Outro fato é a maior e mais terrível onda de doenças emocionais de que se tem notícia, pelas quais o ser humano está sendo atacado e tomado. Nunca o mundo padeceu tanto dessa terrível pandemia, que domina, escraviza, humilha e destrói a alma humana, atingindo, indistintamente, velhos, adultos, jovens, e, pasmem, até mesmo adolescentes e crianças. Coisas como síndrome do pânico, depressão, esquizofrenia e dezenas de outras doenças, atingem em cheio as pessoas, independentemente de suas condições econômicas ou sociais, fazendo-as implodir.
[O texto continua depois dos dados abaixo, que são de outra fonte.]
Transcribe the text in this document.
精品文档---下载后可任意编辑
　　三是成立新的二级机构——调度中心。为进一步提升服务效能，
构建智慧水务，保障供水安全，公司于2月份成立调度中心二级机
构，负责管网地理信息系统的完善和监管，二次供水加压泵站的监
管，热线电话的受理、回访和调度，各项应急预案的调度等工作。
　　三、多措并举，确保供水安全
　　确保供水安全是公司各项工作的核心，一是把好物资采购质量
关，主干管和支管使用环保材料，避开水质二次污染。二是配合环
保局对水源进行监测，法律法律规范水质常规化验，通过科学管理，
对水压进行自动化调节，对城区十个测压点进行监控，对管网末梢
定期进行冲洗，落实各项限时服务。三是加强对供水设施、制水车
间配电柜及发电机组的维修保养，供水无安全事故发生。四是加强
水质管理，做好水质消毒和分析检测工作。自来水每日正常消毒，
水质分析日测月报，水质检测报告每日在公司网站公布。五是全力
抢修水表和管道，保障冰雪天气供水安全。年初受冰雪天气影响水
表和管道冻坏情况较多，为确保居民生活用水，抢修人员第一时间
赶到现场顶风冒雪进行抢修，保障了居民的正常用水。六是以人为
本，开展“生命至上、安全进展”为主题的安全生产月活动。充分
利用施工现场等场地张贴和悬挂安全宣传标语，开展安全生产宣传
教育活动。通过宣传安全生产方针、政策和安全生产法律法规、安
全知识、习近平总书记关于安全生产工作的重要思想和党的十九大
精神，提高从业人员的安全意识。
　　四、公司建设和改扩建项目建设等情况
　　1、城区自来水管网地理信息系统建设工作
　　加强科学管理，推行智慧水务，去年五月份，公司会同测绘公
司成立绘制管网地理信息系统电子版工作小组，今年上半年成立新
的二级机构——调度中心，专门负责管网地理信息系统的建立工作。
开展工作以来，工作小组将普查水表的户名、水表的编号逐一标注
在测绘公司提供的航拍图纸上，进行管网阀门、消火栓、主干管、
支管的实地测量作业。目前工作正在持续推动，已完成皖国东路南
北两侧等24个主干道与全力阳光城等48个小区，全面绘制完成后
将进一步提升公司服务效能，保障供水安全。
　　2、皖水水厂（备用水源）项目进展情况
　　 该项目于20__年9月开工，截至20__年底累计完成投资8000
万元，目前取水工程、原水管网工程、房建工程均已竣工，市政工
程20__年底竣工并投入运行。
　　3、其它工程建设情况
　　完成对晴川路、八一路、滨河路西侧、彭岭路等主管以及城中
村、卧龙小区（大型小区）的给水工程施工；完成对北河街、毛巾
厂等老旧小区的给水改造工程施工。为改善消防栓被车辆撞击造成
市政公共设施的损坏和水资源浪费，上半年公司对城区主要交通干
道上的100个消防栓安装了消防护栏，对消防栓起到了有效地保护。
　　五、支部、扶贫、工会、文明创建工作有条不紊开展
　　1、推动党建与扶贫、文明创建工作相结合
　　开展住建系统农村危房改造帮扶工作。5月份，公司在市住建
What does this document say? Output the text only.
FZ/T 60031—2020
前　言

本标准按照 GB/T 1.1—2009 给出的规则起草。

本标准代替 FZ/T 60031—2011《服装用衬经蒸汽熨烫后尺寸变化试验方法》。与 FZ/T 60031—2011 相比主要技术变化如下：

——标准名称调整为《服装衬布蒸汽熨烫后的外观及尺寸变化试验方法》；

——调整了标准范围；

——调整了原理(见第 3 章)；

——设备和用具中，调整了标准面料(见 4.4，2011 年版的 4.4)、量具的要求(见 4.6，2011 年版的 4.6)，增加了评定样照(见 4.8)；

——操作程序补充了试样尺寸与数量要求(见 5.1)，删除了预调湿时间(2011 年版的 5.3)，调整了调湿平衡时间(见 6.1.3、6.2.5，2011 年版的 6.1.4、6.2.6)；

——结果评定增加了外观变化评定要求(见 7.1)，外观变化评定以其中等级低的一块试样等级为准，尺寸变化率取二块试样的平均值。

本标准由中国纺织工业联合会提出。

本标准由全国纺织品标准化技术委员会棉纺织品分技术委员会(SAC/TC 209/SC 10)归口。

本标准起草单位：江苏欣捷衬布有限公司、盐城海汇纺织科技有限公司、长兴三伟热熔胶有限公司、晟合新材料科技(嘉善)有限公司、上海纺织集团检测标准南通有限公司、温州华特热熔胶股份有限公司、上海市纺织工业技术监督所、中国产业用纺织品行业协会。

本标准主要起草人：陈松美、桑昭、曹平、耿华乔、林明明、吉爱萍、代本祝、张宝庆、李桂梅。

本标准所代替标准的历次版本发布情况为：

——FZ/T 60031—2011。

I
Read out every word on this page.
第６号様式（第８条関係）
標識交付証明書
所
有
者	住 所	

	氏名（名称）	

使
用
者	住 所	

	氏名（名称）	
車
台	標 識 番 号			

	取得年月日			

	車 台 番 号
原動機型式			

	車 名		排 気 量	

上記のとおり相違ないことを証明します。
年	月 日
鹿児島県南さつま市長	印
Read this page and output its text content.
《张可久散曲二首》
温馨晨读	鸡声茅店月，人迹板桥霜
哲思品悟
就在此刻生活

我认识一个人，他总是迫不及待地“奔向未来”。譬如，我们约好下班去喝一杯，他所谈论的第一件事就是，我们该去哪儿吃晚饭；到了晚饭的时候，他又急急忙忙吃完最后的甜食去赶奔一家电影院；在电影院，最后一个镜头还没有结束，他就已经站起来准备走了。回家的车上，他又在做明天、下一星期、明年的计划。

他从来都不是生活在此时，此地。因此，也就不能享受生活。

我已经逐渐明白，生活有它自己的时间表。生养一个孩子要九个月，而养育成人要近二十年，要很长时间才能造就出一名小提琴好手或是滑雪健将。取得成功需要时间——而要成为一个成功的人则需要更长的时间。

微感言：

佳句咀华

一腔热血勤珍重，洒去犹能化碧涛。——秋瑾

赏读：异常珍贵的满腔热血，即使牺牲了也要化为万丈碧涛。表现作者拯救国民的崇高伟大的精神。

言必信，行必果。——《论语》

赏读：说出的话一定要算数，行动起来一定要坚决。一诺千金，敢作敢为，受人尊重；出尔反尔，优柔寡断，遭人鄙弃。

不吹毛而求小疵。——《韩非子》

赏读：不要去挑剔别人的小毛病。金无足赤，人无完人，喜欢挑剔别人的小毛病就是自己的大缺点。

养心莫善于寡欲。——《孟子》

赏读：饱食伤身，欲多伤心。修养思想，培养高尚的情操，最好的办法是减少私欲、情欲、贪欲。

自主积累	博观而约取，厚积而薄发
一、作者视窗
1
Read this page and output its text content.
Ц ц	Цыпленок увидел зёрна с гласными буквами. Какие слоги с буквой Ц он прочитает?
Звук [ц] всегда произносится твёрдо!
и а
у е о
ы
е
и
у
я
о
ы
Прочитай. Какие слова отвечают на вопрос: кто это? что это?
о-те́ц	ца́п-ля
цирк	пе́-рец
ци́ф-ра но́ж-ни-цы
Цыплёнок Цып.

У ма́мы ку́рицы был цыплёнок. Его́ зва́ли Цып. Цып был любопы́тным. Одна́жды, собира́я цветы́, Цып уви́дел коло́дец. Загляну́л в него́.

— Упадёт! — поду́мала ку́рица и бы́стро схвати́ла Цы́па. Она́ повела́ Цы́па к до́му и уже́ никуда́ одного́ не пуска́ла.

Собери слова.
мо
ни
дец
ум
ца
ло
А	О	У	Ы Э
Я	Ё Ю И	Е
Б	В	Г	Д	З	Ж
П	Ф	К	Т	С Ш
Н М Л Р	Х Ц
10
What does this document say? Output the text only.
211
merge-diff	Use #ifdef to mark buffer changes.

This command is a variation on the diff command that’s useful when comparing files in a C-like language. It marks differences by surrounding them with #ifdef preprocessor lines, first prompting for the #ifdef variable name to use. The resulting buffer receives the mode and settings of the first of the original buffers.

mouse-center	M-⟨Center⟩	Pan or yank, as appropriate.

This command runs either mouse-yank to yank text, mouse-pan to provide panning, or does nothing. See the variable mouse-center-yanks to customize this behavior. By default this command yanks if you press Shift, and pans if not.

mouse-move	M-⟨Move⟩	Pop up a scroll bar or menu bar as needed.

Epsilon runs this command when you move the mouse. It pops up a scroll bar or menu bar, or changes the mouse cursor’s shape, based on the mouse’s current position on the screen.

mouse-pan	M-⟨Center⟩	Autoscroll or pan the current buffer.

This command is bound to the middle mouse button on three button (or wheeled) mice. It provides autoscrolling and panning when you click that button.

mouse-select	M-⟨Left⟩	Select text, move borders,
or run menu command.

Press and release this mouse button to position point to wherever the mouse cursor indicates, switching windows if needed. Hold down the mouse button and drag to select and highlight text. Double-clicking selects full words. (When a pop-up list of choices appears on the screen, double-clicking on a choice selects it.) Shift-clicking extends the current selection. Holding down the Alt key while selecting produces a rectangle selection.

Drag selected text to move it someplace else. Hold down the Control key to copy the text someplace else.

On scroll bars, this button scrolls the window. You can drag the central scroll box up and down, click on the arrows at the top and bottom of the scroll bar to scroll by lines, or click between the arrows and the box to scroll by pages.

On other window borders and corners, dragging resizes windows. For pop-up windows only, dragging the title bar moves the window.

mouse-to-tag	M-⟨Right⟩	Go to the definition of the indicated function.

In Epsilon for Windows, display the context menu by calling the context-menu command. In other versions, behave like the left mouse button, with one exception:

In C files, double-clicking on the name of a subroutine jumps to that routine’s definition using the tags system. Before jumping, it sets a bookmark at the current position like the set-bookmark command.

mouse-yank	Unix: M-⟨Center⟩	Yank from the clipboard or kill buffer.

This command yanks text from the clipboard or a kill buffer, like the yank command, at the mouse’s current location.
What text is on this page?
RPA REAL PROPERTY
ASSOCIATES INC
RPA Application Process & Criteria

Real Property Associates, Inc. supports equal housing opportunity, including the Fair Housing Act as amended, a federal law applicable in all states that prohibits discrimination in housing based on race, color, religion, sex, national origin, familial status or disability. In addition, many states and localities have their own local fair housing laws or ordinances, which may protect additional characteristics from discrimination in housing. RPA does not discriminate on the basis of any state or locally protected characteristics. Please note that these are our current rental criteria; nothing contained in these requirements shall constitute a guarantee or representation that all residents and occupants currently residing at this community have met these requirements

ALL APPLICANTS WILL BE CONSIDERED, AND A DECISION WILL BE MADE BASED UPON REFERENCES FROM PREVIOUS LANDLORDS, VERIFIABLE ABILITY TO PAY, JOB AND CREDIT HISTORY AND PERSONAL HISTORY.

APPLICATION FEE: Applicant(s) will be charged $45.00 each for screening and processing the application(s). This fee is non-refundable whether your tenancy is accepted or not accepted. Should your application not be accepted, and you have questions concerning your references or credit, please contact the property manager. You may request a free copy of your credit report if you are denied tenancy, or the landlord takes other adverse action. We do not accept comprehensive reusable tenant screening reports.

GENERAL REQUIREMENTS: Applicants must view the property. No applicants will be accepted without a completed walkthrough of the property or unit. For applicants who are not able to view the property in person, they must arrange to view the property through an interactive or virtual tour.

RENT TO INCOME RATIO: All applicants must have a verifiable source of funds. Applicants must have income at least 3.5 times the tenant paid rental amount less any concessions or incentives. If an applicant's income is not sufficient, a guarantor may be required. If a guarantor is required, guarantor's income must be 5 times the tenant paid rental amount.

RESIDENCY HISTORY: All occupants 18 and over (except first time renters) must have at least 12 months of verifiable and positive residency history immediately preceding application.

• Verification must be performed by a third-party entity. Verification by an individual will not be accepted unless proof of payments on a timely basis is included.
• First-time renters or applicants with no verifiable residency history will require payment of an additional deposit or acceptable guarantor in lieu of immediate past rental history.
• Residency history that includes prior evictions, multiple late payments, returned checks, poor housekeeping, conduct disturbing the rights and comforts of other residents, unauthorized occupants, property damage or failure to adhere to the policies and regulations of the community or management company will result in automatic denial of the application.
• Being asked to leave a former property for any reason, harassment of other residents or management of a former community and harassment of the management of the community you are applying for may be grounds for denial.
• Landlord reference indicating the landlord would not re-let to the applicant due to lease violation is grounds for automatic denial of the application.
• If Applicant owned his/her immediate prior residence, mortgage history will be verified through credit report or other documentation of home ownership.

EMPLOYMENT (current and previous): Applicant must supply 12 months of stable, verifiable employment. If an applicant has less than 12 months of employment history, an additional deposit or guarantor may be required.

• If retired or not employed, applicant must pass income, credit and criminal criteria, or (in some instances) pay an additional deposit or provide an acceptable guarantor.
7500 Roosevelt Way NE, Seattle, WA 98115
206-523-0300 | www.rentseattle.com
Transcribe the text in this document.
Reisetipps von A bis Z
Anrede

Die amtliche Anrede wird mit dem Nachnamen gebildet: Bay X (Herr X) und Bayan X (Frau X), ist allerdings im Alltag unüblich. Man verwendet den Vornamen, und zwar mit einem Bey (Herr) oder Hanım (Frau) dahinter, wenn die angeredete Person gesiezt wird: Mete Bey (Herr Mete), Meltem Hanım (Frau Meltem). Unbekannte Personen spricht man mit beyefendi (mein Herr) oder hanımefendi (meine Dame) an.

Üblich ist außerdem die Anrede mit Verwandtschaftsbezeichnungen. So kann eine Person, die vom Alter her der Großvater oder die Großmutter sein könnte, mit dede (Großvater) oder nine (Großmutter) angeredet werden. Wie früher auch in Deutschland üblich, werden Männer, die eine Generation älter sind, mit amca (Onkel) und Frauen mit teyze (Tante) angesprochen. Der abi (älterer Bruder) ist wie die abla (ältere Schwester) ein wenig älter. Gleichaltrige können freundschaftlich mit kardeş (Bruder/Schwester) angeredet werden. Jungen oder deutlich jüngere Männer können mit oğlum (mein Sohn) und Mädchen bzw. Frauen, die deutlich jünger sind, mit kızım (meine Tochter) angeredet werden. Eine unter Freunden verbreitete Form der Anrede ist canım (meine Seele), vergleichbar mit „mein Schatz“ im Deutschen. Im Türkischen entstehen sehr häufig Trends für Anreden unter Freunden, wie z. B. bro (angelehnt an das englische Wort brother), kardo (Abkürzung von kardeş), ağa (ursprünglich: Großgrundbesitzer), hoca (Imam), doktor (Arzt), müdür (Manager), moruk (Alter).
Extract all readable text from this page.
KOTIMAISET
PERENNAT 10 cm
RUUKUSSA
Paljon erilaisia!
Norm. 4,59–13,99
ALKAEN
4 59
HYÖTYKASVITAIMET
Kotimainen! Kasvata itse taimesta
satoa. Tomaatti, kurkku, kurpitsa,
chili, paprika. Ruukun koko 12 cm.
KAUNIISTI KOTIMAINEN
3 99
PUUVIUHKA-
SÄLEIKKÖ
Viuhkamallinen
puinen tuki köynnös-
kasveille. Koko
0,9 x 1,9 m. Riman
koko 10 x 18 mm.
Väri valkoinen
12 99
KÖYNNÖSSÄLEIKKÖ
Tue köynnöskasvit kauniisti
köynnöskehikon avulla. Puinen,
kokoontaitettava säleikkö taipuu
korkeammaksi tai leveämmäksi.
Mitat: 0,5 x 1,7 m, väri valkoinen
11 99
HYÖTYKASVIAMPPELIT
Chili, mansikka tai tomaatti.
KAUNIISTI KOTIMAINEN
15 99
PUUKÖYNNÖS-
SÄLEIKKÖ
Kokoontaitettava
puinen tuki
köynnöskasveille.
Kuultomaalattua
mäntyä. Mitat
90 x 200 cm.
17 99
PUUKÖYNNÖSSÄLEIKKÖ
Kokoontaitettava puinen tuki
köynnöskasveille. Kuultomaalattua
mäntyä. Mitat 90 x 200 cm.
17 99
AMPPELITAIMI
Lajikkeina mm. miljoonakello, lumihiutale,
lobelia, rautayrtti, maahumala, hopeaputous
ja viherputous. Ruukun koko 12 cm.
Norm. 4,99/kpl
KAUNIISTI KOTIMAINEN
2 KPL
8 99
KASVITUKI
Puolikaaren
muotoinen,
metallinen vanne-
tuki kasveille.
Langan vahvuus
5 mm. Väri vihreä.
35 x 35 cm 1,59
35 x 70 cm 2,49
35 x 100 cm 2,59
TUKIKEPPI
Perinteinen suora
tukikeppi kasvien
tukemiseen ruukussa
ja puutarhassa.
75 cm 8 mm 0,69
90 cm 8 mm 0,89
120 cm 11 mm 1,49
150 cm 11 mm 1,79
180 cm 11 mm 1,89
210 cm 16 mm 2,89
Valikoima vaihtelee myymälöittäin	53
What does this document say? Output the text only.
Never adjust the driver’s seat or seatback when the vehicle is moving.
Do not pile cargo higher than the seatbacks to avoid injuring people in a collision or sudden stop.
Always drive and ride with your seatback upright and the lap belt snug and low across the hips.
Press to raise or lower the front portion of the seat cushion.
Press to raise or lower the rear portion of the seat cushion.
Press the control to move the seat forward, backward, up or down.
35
E um terceiro fator é a mais completa inversão e desprezo por valores morais e espirituais que já presenciamos, e que torna difícil, pra não dizer impossível, até mesmo formar uma opinião e ter posições e convicções. Como dosar, e ver na medida certa, preconceito versus respeito, ou discriminação versus amor? Não está fácil a vida humana. Aguentar outros seis mil anos, ou mesmo mais algumas décadas apenas? Complicado e dá pra achar que é inviável.

Como cristão, há vários anos eu fiz uma opção. Escolhi acreditar. Foi consciente e pensada. Não foi porque fui criado nesta ou naquela religião. Mas, entendo que, se tivesse nascido no centro do Iraque, Libia, Síria ou Afeganistão, ou nos EUA, na África negra ou no norte da Europa, eu seria outra pessoa, provavelmente com outras crenças e motivações. Quando penso nisso, eu inclino a cabeça humildemente, procuro me livrar de preconceitos, reconheço que faço parte de uma tribo global, e declaro minha total dependência de algo muito maior que eu.

Assim, como já disse, escolhi acreditar nesse Ser superior, que eu chamo de Deus. Com essa escolha, muitas coisas aconteceram ao longo do meu mais de meio século de vida pensante, e que se não constituem provas matemáticas ou laboratoriais de que Ele existe, no entanto, para mim têm sido evidências suficientes para fortalecer minha fé nEle.

E ao crer nEle, adquiri convicções, que, no entanto, não me permitem julgar nem condenar quem é diferente de mim, quem come, veste, pensa e acredita de forma distinta. Tenho em mente que Ele, esse Deus no qual eu creio, por algum propósito próprio, fez com que eu existisse, nesse tempo, nesse lugar, e é aqui que eu então procuro atuar, viver, acontecer, ter família, e praticar serviço de amor ao próximo. Sabendo que nada disso me garante sobrevida ou vida eterna, mas apenas me faz viver melhor e ter vida relevante. O resto? Não me pertence, apenas vivo segundo o que creio.

Desejo a você que me lê, tenha você qualquer tipo de crença ou não-crença, que procure ser relevante, no mínimo, por amor ao próximo, a quem você vê. Porque se não for assim, como amar e acreditar em quem você não vê?

Mário Jorge Lima./ /
São Paulo, 15/Julho/2016.

Autor: Mário Jorge Lima
São Paulo, 15/Julho/2016.

“Porque pela graça sois salvos, por meio da fé; e isso [a salvação pela graça] não vem de vós; é dom de Deus.” Ef. 2:8.